The very fine recording production(转发)

4 1/2 stars -- The half-star reduction reflects my sense that towards the end, the sound engineers don't do what's needed to give the chorus a bit more weight, and there's also some sketchy sounds from at least one of the three boys. But on the whole, this is a very engaging set, and I see the singing, as Santa Fe Listener does, as being on the whole very good (sorry, Ralph Moore: we disagree on this one!). Strehl, Roschmann, Pape, Muller-Brachmann, and Miklosa are all splendid, I think, and given that we have here recordings from a live production, the quality of performance is excellent overall. No -- these guys aren't Wunderlich, Popp, or the young Fischer-Dieskau, but they weren't given golden voices. They were given good voices, and they're fine musicians, and the whole thing is very lively. Miklosa is easily the scariest Queen of the Night on record; Strehl's pleasantly reedy tenor has the requisite power and expressive capacities when needed; Pape's airy, focussed and warm bass has all the notes, and is as good as any I've heard. Roschmann sounds like a woman, not a girl, and sings with great sensitivity. The spoken dialogue is handled by the singers (not by actors, as in the bad old DG days), and they are fully involved in the drama, whether speaking or singing. And finally, like William Christie on Erato, but with modern instruments, Abbado puts a spring in the step of the whole thing. If I prefer Abbado to Christie, it's because his singers are a bit better, I think, but the strength of both is that they don't over-solemnize the music. Some reviewers and commenters deplore the lack of "depth" in Abbado's approach, but I think Abbado understands that this is one of the weakest of Mozart's great operas and that it does better to keep it moving.
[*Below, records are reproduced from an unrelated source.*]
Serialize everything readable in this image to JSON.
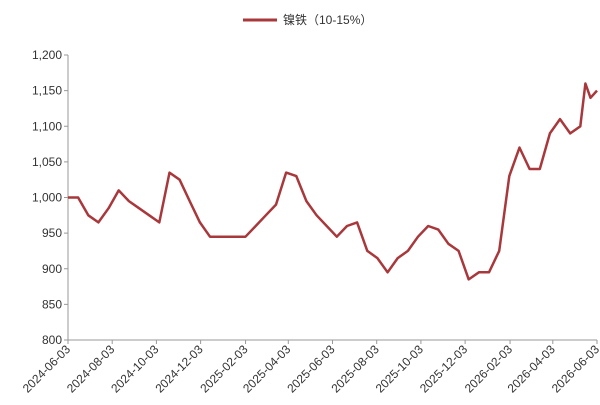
{
  "chart_data": {
    "type": "line",
    "x": [
      "2024-06-03",
      "2024-06-17",
      "2024-07-01",
      "2024-07-15",
      "2024-07-29",
      "2024-08-12",
      "2024-08-26",
      "2024-09-09",
      "2024-09-23",
      "2024-10-07",
      "2024-10-21",
      "2024-11-04",
      "2024-11-18",
      "2024-12-02",
      "2024-12-16",
      "2025-01-06",
      "2025-02-03",
      "2025-02-17",
      "2025-03-03",
      "2025-03-17",
      "2025-03-31",
      "2025-04-14",
      "2025-04-28",
      "2025-05-12",
      "2025-05-26",
      "2025-06-09",
      "2025-06-23",
      "2025-07-07",
      "2025-07-21",
      "2025-08-04",
      "2025-08-18",
      "2025-09-01",
      "2025-09-15",
      "2025-09-29",
      "2025-10-13",
      "2025-10-27",
      "2025-11-10",
      "2025-11-24",
      "2025-12-08",
      "2025-12-22",
      "2026-01-05",
      "2026-01-19",
      "2026-02-02",
      "2026-02-16",
      "2026-03-02",
      "2026-03-16",
      "2026-03-30",
      "2026-04-13",
      "2026-04-27",
      "2026-05-11",
      "2026-05-18",
      "2026-05-25",
      "2026-06-03"
    ],
    "series": [
      {
        "name": "镍铁（10-15%）",
        "color": "#a8383b",
        "values": [
          1000,
          1000,
          975,
          965,
          985,
          1010,
          995,
          985,
          975,
          965,
          1035,
          1025,
          995,
          965,
          945,
          945,
          945,
          960,
          975,
          990,
          1035,
          1030,
          995,
          975,
          960,
          945,
          960,
          965,
          925,
          915,
          895,
          915,
          925,
          945,
          960,
          955,
          935,
          925,
          885,
          895,
          895,
          925,
          1030,
          1070,
          1040,
          1040,
          1090,
          1110,
          1090,
          1100,
          1160,
          1140,
          1150
        ]
      }
    ],
    "xlim": [
      "2024-06-03",
      "2026-06-03"
    ],
    "xticks": [
      "2024-06-03",
      "2024-08-03",
      "2024-10-03",
      "2024-12-03",
      "2025-02-03",
      "2025-04-03",
      "2025-06-03",
      "2025-08-03",
      "2025-10-03",
      "2025-12-03",
      "2026-02-03",
      "2026-04-03",
      "2026-06-03"
    ],
    "ylim": [
      800,
      1200
    ],
    "yticks": [
      800,
      850,
      900,
      950,
      {
        "value": 1000,
        "label": "1,000"
      },
      {
        "value": 1050,
        "label": "1,050"
      },
      {
        "value": 1100,
        "label": "1,100"
      },
      {
        "value": 1150,
        "label": "1,150"
      },
      {
        "value": 1200,
        "label": "1,200"
      }
    ],
    "legend": "top"
  }
}
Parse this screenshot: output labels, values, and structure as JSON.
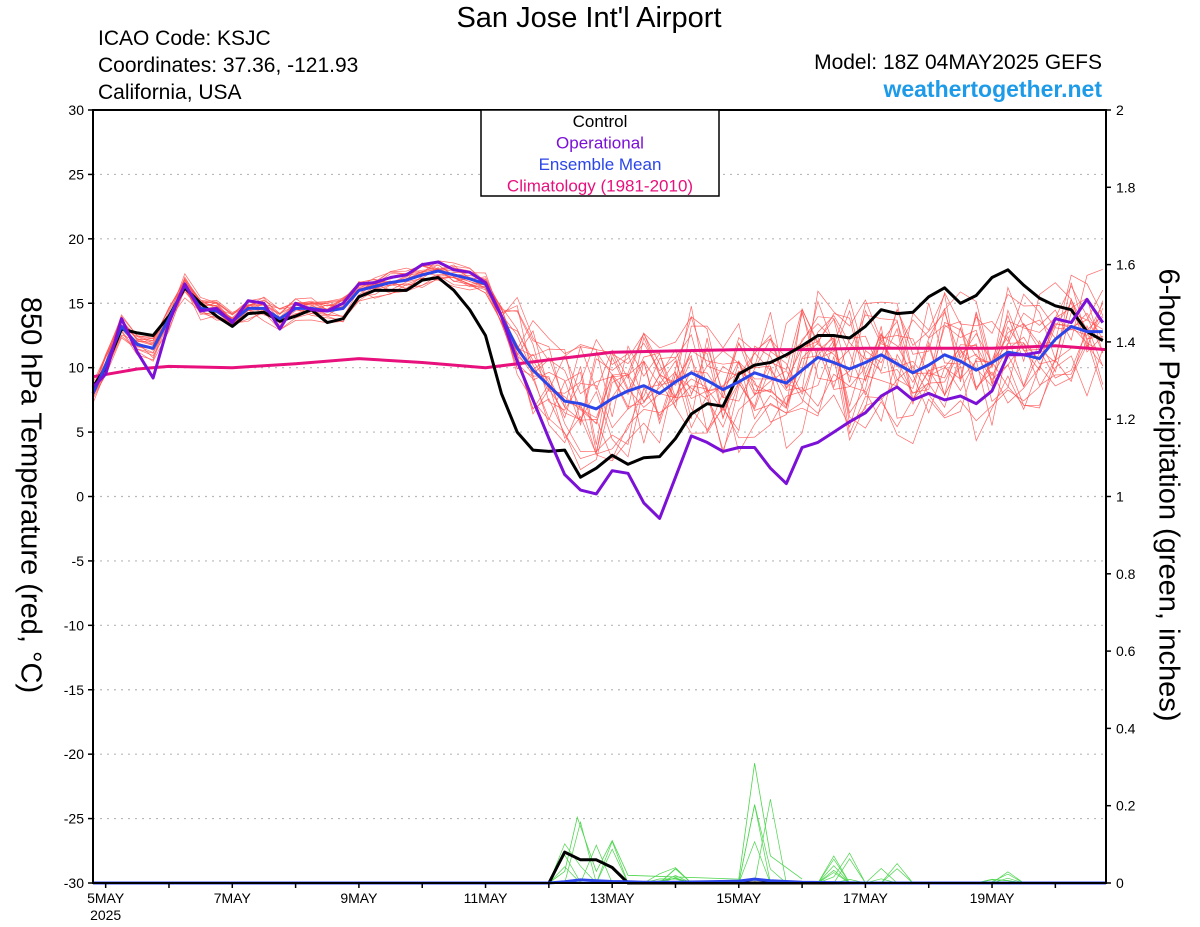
{
  "header": {
    "title": "San Jose Int'l Airport",
    "icao": "ICAO Code: KSJC",
    "coordinates": "Coordinates: 37.36, -121.93",
    "region": "California, USA",
    "model": "Model: 18Z 04MAY2025 GEFS",
    "site": "weathertogether.net"
  },
  "colors": {
    "members": "#ff4d4d",
    "control": "#000000",
    "operational": "#7b10d6",
    "ensemble_mean": "#2b45e8",
    "climatology": "#e8107c",
    "precip_members": "#4dd64d",
    "site": "#1e9be8"
  },
  "chart_data": {
    "type": "line",
    "xlabel": "",
    "ylabel": "850 hPa Temperature (red, °C)",
    "y2label": "6-hour Precipitation (green, inches)",
    "xlim": [
      4.8,
      20.8
    ],
    "ylim": [
      -30,
      30
    ],
    "y2lim": [
      0,
      2
    ],
    "grid": true,
    "x_ticks": [
      {
        "pos": 5,
        "label": "5MAY",
        "sub": "2025"
      },
      {
        "pos": 7,
        "label": "7MAY",
        "sub": ""
      },
      {
        "pos": 9,
        "label": "9MAY",
        "sub": ""
      },
      {
        "pos": 11,
        "label": "11MAY",
        "sub": ""
      },
      {
        "pos": 13,
        "label": "13MAY",
        "sub": ""
      },
      {
        "pos": 15,
        "label": "15MAY",
        "sub": ""
      },
      {
        "pos": 17,
        "label": "17MAY",
        "sub": ""
      },
      {
        "pos": 19,
        "label": "19MAY",
        "sub": ""
      }
    ],
    "y_ticks": [
      30,
      25,
      20,
      15,
      10,
      5,
      0,
      -5,
      -10,
      -15,
      -20,
      -25,
      -30
    ],
    "y2_ticks": [
      "2",
      "1.8",
      "1.6",
      "1.4",
      "1.2",
      "1",
      "0.8",
      "0.6",
      "0.4",
      "0.2",
      "0"
    ],
    "legend": {
      "position": "top-center",
      "entries": [
        {
          "label": "Control",
          "color": "#000000"
        },
        {
          "label": "Operational",
          "color": "#7b10d6"
        },
        {
          "label": "Ensemble Mean",
          "color": "#2b45e8"
        },
        {
          "label": "Climatology (1981-2010)",
          "color": "#e8107c"
        }
      ]
    },
    "series": [
      {
        "name": "Control",
        "axis": "left",
        "x": [
          4.8,
          5.0,
          5.25,
          5.5,
          5.75,
          6.0,
          6.25,
          6.5,
          6.75,
          7.0,
          7.25,
          7.5,
          7.75,
          8.0,
          8.25,
          8.5,
          8.75,
          9.0,
          9.25,
          9.5,
          9.75,
          10.0,
          10.25,
          10.5,
          10.75,
          11.0,
          11.25,
          11.5,
          11.75,
          12.0,
          12.25,
          12.5,
          12.75,
          13.0,
          13.25,
          13.5,
          13.75,
          14.0,
          14.25,
          14.5,
          14.75,
          15.0,
          15.25,
          15.5,
          15.75,
          16.0,
          16.25,
          16.5,
          16.75,
          17.0,
          17.25,
          17.5,
          17.75,
          18.0,
          18.25,
          18.5,
          18.75,
          19.0,
          19.25,
          19.5,
          19.75,
          20.0,
          20.25,
          20.5,
          20.75
        ],
        "y": [
          8.5,
          10.0,
          13.0,
          12.7,
          12.5,
          14.0,
          16.2,
          15.0,
          14.0,
          13.2,
          14.2,
          14.3,
          13.6,
          14.0,
          14.5,
          13.5,
          13.8,
          15.5,
          16.0,
          16.0,
          16.0,
          16.8,
          17.0,
          16.0,
          14.5,
          12.5,
          8.0,
          5.0,
          3.6,
          3.5,
          3.6,
          1.5,
          2.2,
          3.2,
          2.5,
          3.0,
          3.1,
          4.5,
          6.4,
          7.2,
          7.0,
          9.5,
          10.2,
          10.4,
          11.0,
          11.7,
          12.5,
          12.5,
          12.3,
          13.2,
          14.5,
          14.2,
          14.3,
          15.5,
          16.2,
          15.0,
          15.6,
          17.0,
          17.6,
          16.4,
          15.4,
          14.8,
          14.5,
          12.8,
          12.1
        ]
      },
      {
        "name": "Operational",
        "axis": "left",
        "x": [
          4.8,
          5.0,
          5.25,
          5.5,
          5.75,
          6.0,
          6.25,
          6.5,
          6.75,
          7.0,
          7.25,
          7.5,
          7.75,
          8.0,
          8.25,
          8.5,
          8.75,
          9.0,
          9.25,
          9.5,
          9.75,
          10.0,
          10.25,
          10.5,
          10.75,
          11.0,
          11.25,
          11.5,
          11.75,
          12.0,
          12.25,
          12.5,
          12.75,
          13.0,
          13.25,
          13.5,
          13.75,
          14.0,
          14.25,
          14.5,
          14.75,
          15.0,
          15.25,
          15.5,
          15.75,
          16.0,
          16.25,
          16.5,
          16.75,
          17.0,
          17.25,
          17.5,
          17.75,
          18.0,
          18.25,
          18.5,
          18.75,
          19.0,
          19.25,
          19.5,
          19.75,
          20.0,
          20.25,
          20.5,
          20.75
        ],
        "y": [
          8.5,
          9.5,
          13.8,
          11.2,
          9.2,
          13.5,
          16.5,
          14.4,
          14.6,
          13.5,
          15.2,
          15.0,
          13.0,
          15.0,
          14.5,
          14.4,
          15.0,
          16.5,
          16.6,
          17.0,
          17.2,
          18.0,
          18.2,
          17.6,
          17.4,
          16.6,
          14.0,
          10.5,
          7.5,
          4.5,
          1.7,
          0.5,
          0.2,
          2.0,
          1.8,
          -0.5,
          -1.7,
          1.5,
          4.7,
          4.2,
          3.5,
          3.8,
          3.8,
          2.2,
          1.0,
          3.8,
          4.2,
          5.0,
          5.8,
          6.5,
          7.8,
          8.5,
          7.5,
          8.0,
          7.5,
          7.8,
          7.2,
          8.2,
          11.0,
          11.0,
          11.2,
          13.8,
          13.5,
          15.3,
          13.5
        ]
      },
      {
        "name": "Ensemble Mean",
        "axis": "left",
        "x": [
          4.8,
          5.0,
          5.25,
          5.5,
          5.75,
          6.0,
          6.25,
          6.5,
          6.75,
          7.0,
          7.25,
          7.5,
          7.75,
          8.0,
          8.25,
          8.5,
          8.75,
          9.0,
          9.25,
          9.5,
          9.75,
          10.0,
          10.25,
          10.5,
          10.75,
          11.0,
          11.25,
          11.5,
          11.75,
          12.0,
          12.25,
          12.5,
          12.75,
          13.0,
          13.25,
          13.5,
          13.75,
          14.0,
          14.25,
          14.5,
          14.75,
          15.0,
          15.25,
          15.5,
          15.75,
          16.0,
          16.25,
          16.5,
          16.75,
          17.0,
          17.25,
          17.5,
          17.75,
          18.0,
          18.25,
          18.5,
          18.75,
          19.0,
          19.25,
          19.5,
          19.75,
          20.0,
          20.25,
          20.5,
          20.75
        ],
        "y": [
          8.0,
          10.2,
          13.2,
          11.8,
          11.5,
          13.8,
          16.4,
          14.6,
          14.4,
          13.6,
          14.6,
          14.6,
          13.8,
          14.6,
          14.6,
          14.4,
          14.6,
          16.0,
          16.3,
          16.6,
          16.8,
          17.2,
          17.5,
          17.2,
          16.9,
          16.5,
          14.0,
          11.5,
          9.8,
          8.6,
          7.4,
          7.2,
          6.8,
          7.6,
          8.2,
          8.6,
          8.0,
          8.9,
          9.6,
          9.0,
          8.3,
          8.9,
          9.6,
          9.2,
          8.8,
          9.8,
          10.8,
          10.4,
          9.9,
          10.4,
          11.0,
          10.3,
          9.6,
          10.2,
          11.0,
          10.5,
          9.8,
          10.4,
          11.2,
          11.0,
          10.7,
          12.2,
          13.2,
          12.8,
          12.8
        ]
      },
      {
        "name": "Climatology (1981-2010)",
        "axis": "left",
        "x": [
          4.8,
          5.5,
          6.0,
          7.0,
          8.0,
          9.0,
          10.0,
          11.0,
          12.0,
          13.0,
          14.0,
          15.0,
          16.0,
          17.0,
          18.0,
          19.0,
          20.0,
          20.8
        ],
        "y": [
          9.3,
          9.9,
          10.1,
          10.0,
          10.3,
          10.7,
          10.4,
          10.0,
          10.6,
          11.2,
          11.3,
          11.4,
          11.4,
          11.5,
          11.5,
          11.5,
          11.7,
          11.4
        ]
      },
      {
        "name": "Control",
        "axis": "right",
        "x": [
          4.8,
          6.0,
          7.0,
          8.0,
          9.0,
          10.0,
          11.0,
          12.0,
          12.25,
          12.5,
          12.75,
          13.0,
          13.25,
          14.0,
          15.0,
          16.0,
          17.0,
          18.0,
          19.0,
          20.0,
          20.8
        ],
        "y": [
          0,
          0,
          0,
          0,
          0,
          0,
          0,
          0,
          0.08,
          0.06,
          0.06,
          0.04,
          0,
          0,
          0,
          0,
          0,
          0,
          0,
          0,
          0
        ]
      },
      {
        "name": "Ensemble Mean",
        "axis": "right",
        "x": [
          4.8,
          6.0,
          7.0,
          8.0,
          9.0,
          10.0,
          11.0,
          12.0,
          12.25,
          12.5,
          12.75,
          13.0,
          13.25,
          13.5,
          14.0,
          14.5,
          15.0,
          15.25,
          15.5,
          15.75,
          16.0,
          17.0,
          18.0,
          19.0,
          20.0,
          20.8
        ],
        "y": [
          0,
          0,
          0,
          0,
          0,
          0,
          0,
          0,
          0.003,
          0.008,
          0.006,
          0.004,
          0.003,
          0.002,
          0.002,
          0.003,
          0.005,
          0.01,
          0.006,
          0.004,
          0.002,
          0,
          0,
          0,
          0,
          0
        ]
      }
    ]
  }
}
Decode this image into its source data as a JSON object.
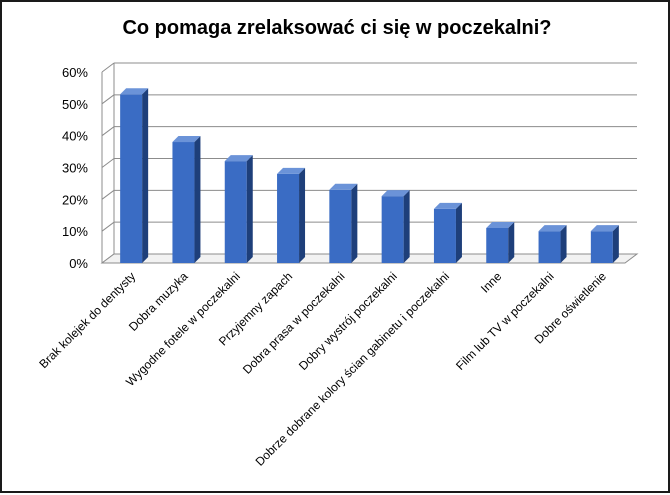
{
  "chart_data": {
    "type": "bar",
    "title": "Co pomaga zrelaksować ci się w poczekalni?",
    "categories": [
      "Brak kolejek do dentysty",
      "Dobra muzyka",
      "Wygodne fotele w poczekalni",
      "Przyjemny zapach",
      "Dobra prasa w poczekalni",
      "Dobry wystrój poczekalni",
      "Dobrze dobrane kolory ścian gabinetu i poczekalni",
      "Inne",
      "Film lub TV w poczekalni",
      "Dobre oświetlenie"
    ],
    "values": [
      53,
      38,
      32,
      28,
      23,
      21,
      17,
      11,
      10,
      10
    ],
    "unit": "%",
    "ylim": [
      0,
      60
    ],
    "yticks": [
      "0%",
      "10%",
      "20%",
      "30%",
      "40%",
      "50%",
      "60%"
    ],
    "grid": true,
    "legend": "none",
    "colors": {
      "bar_front": "#3a6cc4",
      "bar_side": "#1e3f7a",
      "bar_top": "#6b93d8",
      "grid": "#8c8c8c"
    }
  }
}
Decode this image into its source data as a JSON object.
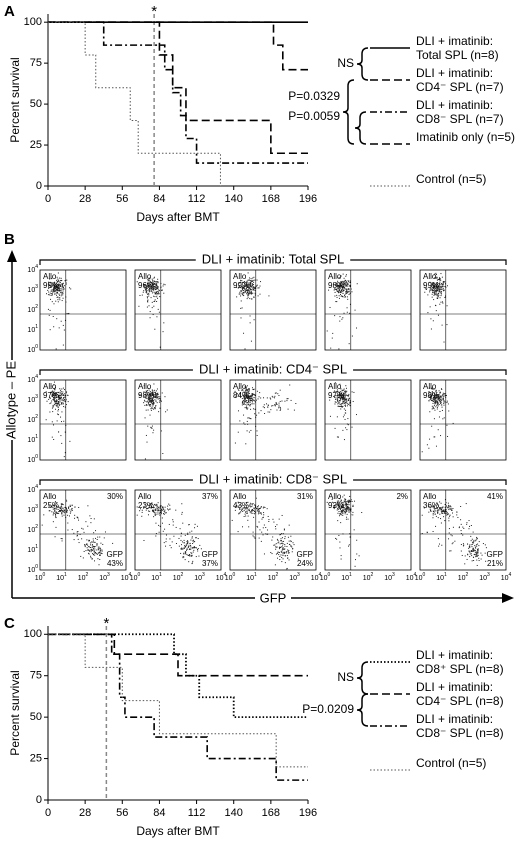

Indulge me for a minute and let me support that claim about relative weakness -- and I don't deny that the opera contains some wonderful music. But the whole drama is too crudely schematic, it lacks psychological and emotive interest, it's dramaturgically incoherent, and it's musically uneven. Add to that a whiff of racism (Monostatos) and a plot that depends on a sexist assumption -- none of these things could be said of the Da Ponte operas, where folly is human and not specifically gendered and where psychological and moral interest is high -- and where the music is more consistently effective throughout. I attribute most of what I perceive as problems to the Masonic template with which Mozart and Schikaneder were working. Musically, the biggest disappointment is the Act Two finale -- it's brief, perfunctory, and not sublime, where sublimity is surely called for. The Act One finale, by contrast, is the real thing. The Act Two finale is where the weakness in the dramaturgy shows up too -- when the Queen, Monostatos, and the Ladies enter right before the end and are VERY quickly dispatched, I wonder: weren't these Ladies send tumbling, literally, to hell earlier in the Act? Now they're back??? The music of the final trial for Tamino and Pamina is weak too -- there's no sense of danger in the music, and I've never seen a staging in which the ordeal looks like or lasts long enough to be an ordeal. Thank God for Papageno and Papagena late in Act Two -- it may be buffo stuff, but it's lively, charming, and engaging. In fact, Act Two as a whole is very spotty -- Sarastro's great moments, and Papageno's trials are the high spots. Tamino and Pamina are much better served in Act One. So . . . to get back to the point: Abbado does well to keep things moving, and the sublime moments in Act One aren't undercut. The orchestral detail is realized with marvelous transparency and with no loss of impetus, and it's as if you're hearing the opera with fresh ears in its best moments. I like Haitink's recording -- with a great cast -- very much, but put it head-to-head with this one, and it sounds a bit tame. The best of the older recordings is Fricsay's. It has a real energy, and so does this one.